Saturday, June 9, 2007

A typical day in Nicaragua

Well, I haven’t written a blog entry in a while but with good reason. The last two weeks have been spent trying to get the final projections and business plan ready as we may face a cash crunch starting in July. I also wanted to get most of my important work done before Jessica’s arrival (which is amazingly in less than a week!). I’ve decided to devote this blog entry to a typical day in the work life of Serge in Nicaragua.

Well, it all starts at around 6:45 AM in the morning when my alarm clock rudely awakes me from my somewhat deep slumber. Then, there is the cold shower as we have no hot water. It isn’t that bad when you consider that it averages 30-35 degrees everyday here. I do a bit of exercise, get the coffee running (bought organic coffee from a local farmer on the Isla de Ometepe for a taste of paradise), have my daily ration of cereal and yogurt and if I’m lucky (and remembered to buy some), orange juice. Then, I’m off to grab a taxi off a busy 4 lane road near my house. I usually get a taxi within five minutes of my arrival as many drive by honking and slowly down pointing in various directions. I tend to have better luck with empty taxis but most of the time I share a cab ride with complete strangers. The cost of the taxi ride to the Spanish school varies from 25 to 40 Cordoba (about $1.40 to $2.25) and takes about 10-15 minutes depending on the traffic and the patience of the taxi driver (and whether he stops for gas along the way, a regular occurrence). I usually arrive at school at about 8:05 where I may have to wait until 8:20 for my teacher to arrive. She lives in la Conchia and needs to take a microbus which can take up to one hour and twenty minutes to get to Managua. I have my hour and forty-five minute class and catch another taxi ride which costs me between 30 and 40 Cordoba to get to work. I usually arrive at work between 10:15 and 10:30 AM. I work with Wendy in the conference room. I don’t really have an office but we do have WI-FI internet access which is nice and the conference room is large and air-conditioned which is another nice feature.

A typical day at work involves responding (or sending) numerous e-mails to my Canadian supervisor, Fred Wall. It also involves drafting and asking for advice and information from my Nicaraguan bosses: Veronica, Junior and Octavio. They have offices about 10 metres from the conference room but I usually get faster responses and less headaches in sending a well drafted message in Spanish. I do tend to pop into Veronica’s office three or four times a day for more complex information requests. Over the past 5 weeks, I’ve completed a 2 megabyte file on the 5-year projections for MiCrédito based on tacit knowledge held by the management team on costs, HR hiring practices, projections for branch portfolio growth, market information on the MFI sector and individual cities where we want to open new offices. I’ve also been able to interview all the current branch officers, some clients and association directors for the MFI sector. I’ve been able to accumulate a mountain of information on the competitors, where they are located and what they are doing (and whether they are successful at doing it). I’ve been able to give a convincing answer to banker’s questions on: Why MiCrédito and what makes you different? This is something that we’ve addressed in our Schulich program at various stages but is always difficult to answer without knowing your market, your competitors and your clients. I’ve tried to incorporate as much of the experience, knowledge and ideas of the management team into a business plan while also considering the desires of the board which is not always an easy political task. The final business plan including appendices and footnotes is fast approaching 60 pages but is an easy read and is complete in the assumptions that we’ve made.

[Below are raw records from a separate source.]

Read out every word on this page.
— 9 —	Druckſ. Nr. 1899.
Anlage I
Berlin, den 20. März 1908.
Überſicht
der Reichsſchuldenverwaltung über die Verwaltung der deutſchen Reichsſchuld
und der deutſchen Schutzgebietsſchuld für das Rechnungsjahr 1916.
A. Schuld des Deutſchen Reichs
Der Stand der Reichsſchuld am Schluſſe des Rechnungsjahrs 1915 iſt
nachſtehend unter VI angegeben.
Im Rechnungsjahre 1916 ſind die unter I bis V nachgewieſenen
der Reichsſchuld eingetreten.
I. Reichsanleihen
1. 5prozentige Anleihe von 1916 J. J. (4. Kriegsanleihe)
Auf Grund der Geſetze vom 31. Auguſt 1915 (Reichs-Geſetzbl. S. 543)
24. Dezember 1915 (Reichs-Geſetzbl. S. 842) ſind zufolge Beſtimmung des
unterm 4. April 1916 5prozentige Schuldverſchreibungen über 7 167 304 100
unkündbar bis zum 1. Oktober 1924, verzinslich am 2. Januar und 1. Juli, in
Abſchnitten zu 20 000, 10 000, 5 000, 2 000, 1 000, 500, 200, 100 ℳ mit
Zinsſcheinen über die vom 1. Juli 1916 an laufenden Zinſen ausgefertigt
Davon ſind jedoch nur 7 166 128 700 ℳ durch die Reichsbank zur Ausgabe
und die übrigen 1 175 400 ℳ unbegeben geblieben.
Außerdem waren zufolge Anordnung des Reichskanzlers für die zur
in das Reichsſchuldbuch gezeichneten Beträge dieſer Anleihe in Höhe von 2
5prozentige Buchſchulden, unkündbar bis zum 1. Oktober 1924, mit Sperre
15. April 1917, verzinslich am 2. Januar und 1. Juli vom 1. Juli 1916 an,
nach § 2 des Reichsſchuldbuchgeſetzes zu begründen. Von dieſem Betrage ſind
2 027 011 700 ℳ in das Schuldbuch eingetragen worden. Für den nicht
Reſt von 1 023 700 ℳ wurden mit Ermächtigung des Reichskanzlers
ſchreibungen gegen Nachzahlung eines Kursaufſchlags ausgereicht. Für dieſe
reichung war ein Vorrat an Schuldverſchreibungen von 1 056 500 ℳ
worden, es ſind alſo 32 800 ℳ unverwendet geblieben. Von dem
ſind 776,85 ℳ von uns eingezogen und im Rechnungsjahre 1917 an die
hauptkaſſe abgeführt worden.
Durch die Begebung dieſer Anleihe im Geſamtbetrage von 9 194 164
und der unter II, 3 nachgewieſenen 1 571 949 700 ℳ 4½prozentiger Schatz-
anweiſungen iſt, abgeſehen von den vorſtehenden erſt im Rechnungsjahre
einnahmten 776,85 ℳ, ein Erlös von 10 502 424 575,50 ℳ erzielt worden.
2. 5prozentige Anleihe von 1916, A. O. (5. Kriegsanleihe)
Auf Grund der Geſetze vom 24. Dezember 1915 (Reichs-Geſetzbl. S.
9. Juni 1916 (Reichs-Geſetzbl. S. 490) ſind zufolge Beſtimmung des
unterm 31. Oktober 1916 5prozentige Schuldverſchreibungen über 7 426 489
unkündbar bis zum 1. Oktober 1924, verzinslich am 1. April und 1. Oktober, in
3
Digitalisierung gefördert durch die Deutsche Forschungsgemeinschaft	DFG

This has been my work over the past five weeks. Next week, I plan on starting the second part of my work term objectives which is to facilitate investor and banking relations. Already, Veronica has approached two local commercial banks, one international bank, one local government funding agency making my job much easier. Yet more is needed and long-term banking and investor relationships need to be started at this point in their history to ensure the future capital needs of MiCrédito. The organization is professionally-run with a clear social drive behind the efficient and profitable operations. It is a living example of working within a double bottom line paradigm. It is successful at recruiting like-minded people and in convincing bankers and financiers that its plans are genuine, realistic and passionate. It has been a busy five weeks but I’m hoping that the time invested in preparing the business plan and five-year projections will pay off by attracting excellent partners to the business over the coming eight weeks.

And that my friend (if you aren’t already sleeping or on another website) is a day in the life of Serge in Nicaragua.